Kumar had previously told The Sun in a Nov. 8 interview she was “aware” of Kuehl’s campaign for DeFendini’s seat — before DeFendini himself learned of Kuehl’s candidacy on election night — but did not make any endorsements in the race.
“When certain people feel like they’re losing, they behave in pretty unhinged ways. If you run for Common Council, sometimes you win, sometimes you lose, but none of this ever rises to the level of vandalizing someone else’s car, and writing misogynistic slurs on it,” said Clyde Lederman ’26 in an interview with The Sun. “I mean, it just seems totally insane to me. And it seems like a lot of the arguments against the write-in are not really in good faith, but this is what these people are resorting to.”
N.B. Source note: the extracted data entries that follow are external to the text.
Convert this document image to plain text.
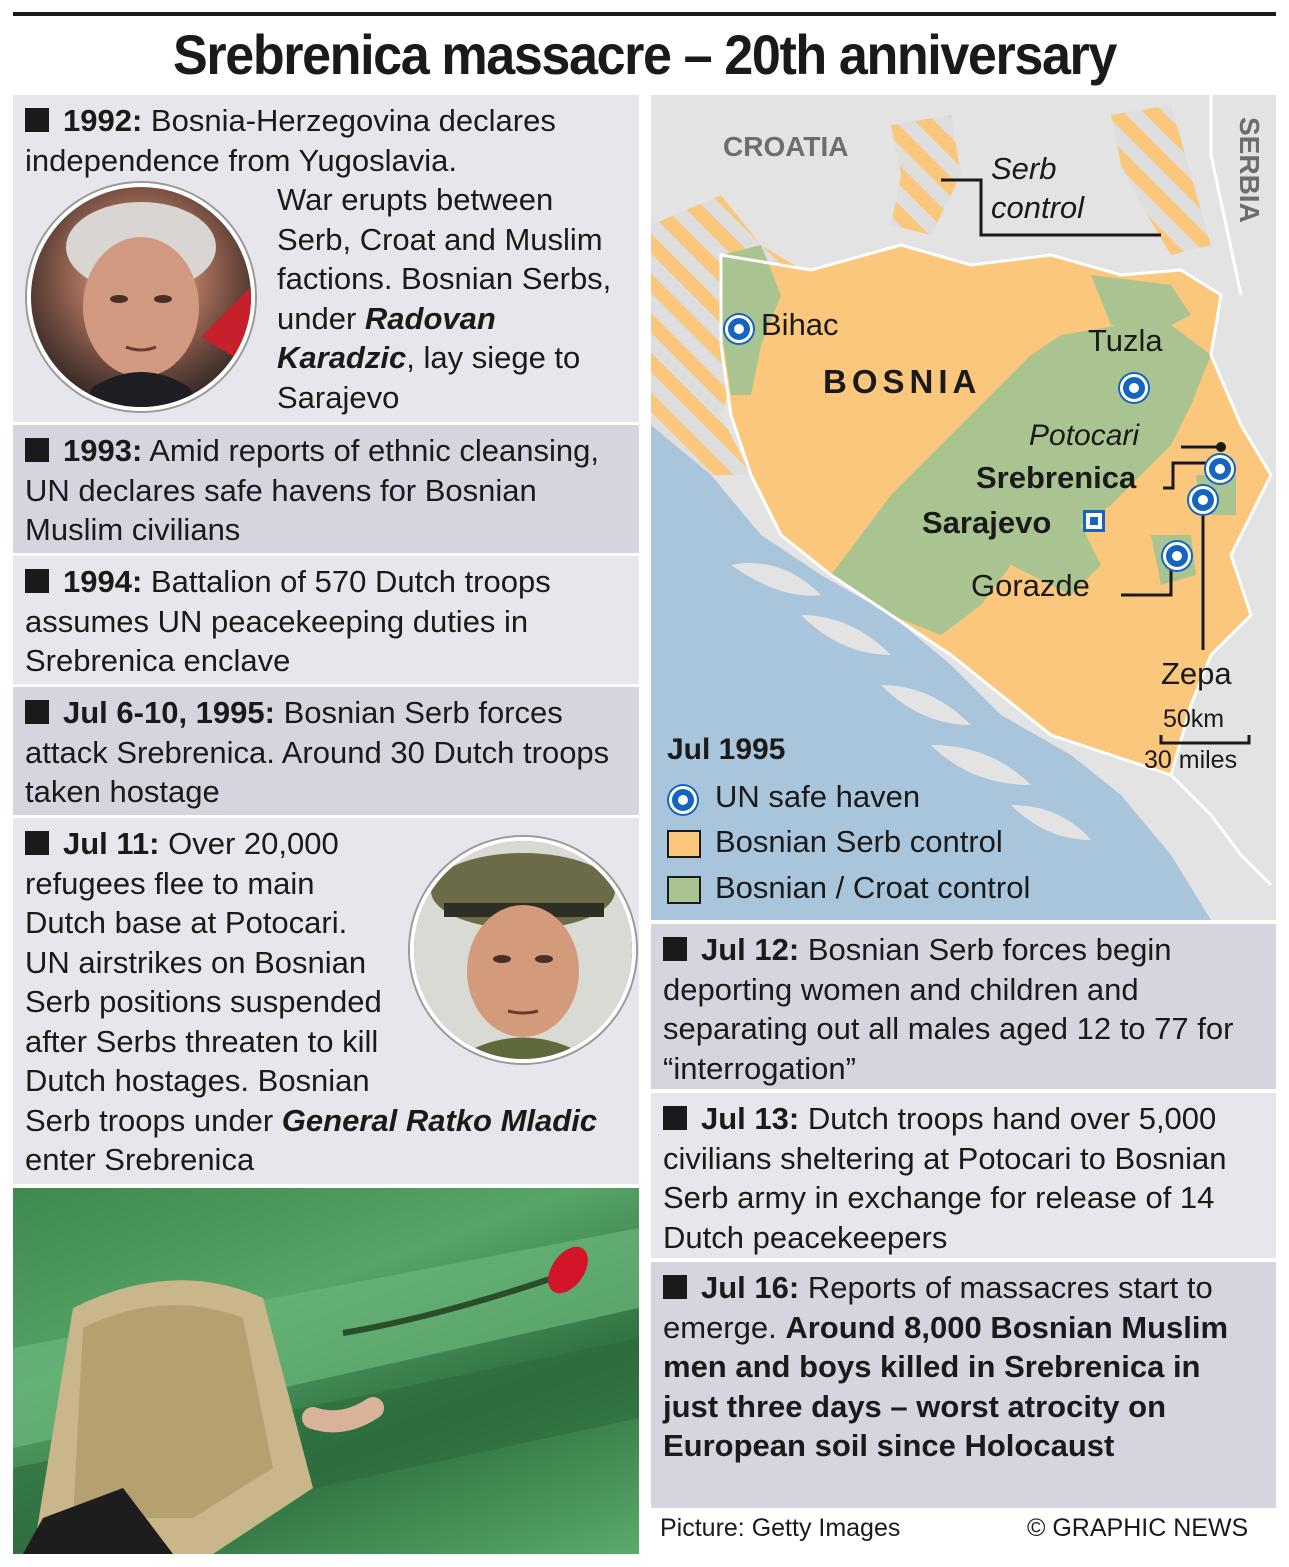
Srebrenica massacre – 20th anniversary
1992: Bosnia-Herzegovina declares independence from Yugoslavia.
War erupts between Serb, Croat and Muslim factions. Bosnian Serbs, under Radovan Karadzic, lay siege to Sarajevo
1993: Amid reports of ethnic cleansing, UN declares safe havens for Bosnian Muslim civilians
1994: Battalion of 570 Dutch troops assumes UN peacekeeping duties in Srebrenica enclave
Jul 6-10, 1995: Bosnian Serb forces attack Srebrenica. Around 30 Dutch troops taken hostage
Jul 11: Over 20,000 refugees flee to main Dutch base at Potocari. UN airstrikes on Bosnian Serb positions suspended after Serbs threaten to kill Dutch hostages. Bosnian Serb troops under General Ratko Mladic enter Srebrenica
CROATIA	SERBIA
Serb control
BOSNIA
Bihac	Tuzla
Potocari
Srebrenica
Sarajevo
Gorazde
Zepa
50km
30 miles
Jul 1995
UN safe haven
Bosnian Serb control
Bosnian / Croat control
Jul 12: Bosnian Serb forces begin deporting women and children and separating out all males aged 12 to 77 for “interrogation”
Jul 13: Dutch troops hand over 5,000 civilians sheltering at Potocari to Bosnian Serb army in exchange for release of 14 Dutch peacekeepers
Jul 16: Reports of massacres start to emerge. Around 8,000 Bosnian Muslim men and boys killed in Srebrenica in just three days – worst atrocity on European soil since Holocaust
Picture: Getty Images	© GRAPHIC NEWS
Lederman, who is the clerk for the Office of the Assemblies on the S.A. and the Democratic nominee for the Fifth Ward’s two-year Common Council seat, staunchly denied his suspected involvement in Kuehl’s campaign to The Ithaca Voice on Nov. 8. Kuehl also denied any involvement by Lederman in a Nov. 8 statement to The Sun.
Cornellians and local Ithacans have expressed concerns to S.A. representatives regarding Kuehl’s campaign strategies and wondered if the S.A. had any involvement, the press release stated.
The S.A.’s statement also responded to Kuehl’s candidacy, stating that it is neutral in the political campaigns of individual representatives.
“We would like to reassure the Cornell Community that the Student Assembly’s only mission is to serve the Cornell undergraduates that we represent,” wrote Suraj Parikh ’26, S.A. vice president of external affairs, in the press release. “The S.A. as an institution was in no way involved with the political campaigns of individual representatives and we will continue to maintain neutrality in elections to reflect the diversity of the viewpoints in the undergraduate student body.”
Additionally, the S.A. urged Cornell students to uphold their civic duties and participate in respectful political discourse.
“We hope that the conversations surrounding the 2023 election drive students to become more engaged in their community and use their right to free expression through the Student Assembly, Common Council and any other means through which their voices can be heard,” Parikh wrote.
Parikh went on to reference the vandalism of Kumar’s car and assert the necessity of civil discourse for free expression.
“We unequivocally condemn acts of political intimidation, including an incident that occurred today to a Cornell student,” wrote Parikh. “Respectful and civil discourse is critical to free expression and democracy, and everyone deserves to have their voice heard without being fearful for their safety.”
Kumar was unavailable for comment at this time.
Correction, Nov. 14, 10:38 a.m.: A previous version of this article stated that Kumar’s car was keyed and a note was painted on her car based on information from several Student Assembly members. However, photo evidence now shows that the car was damaged and had a note placed on it. The article has been corrected.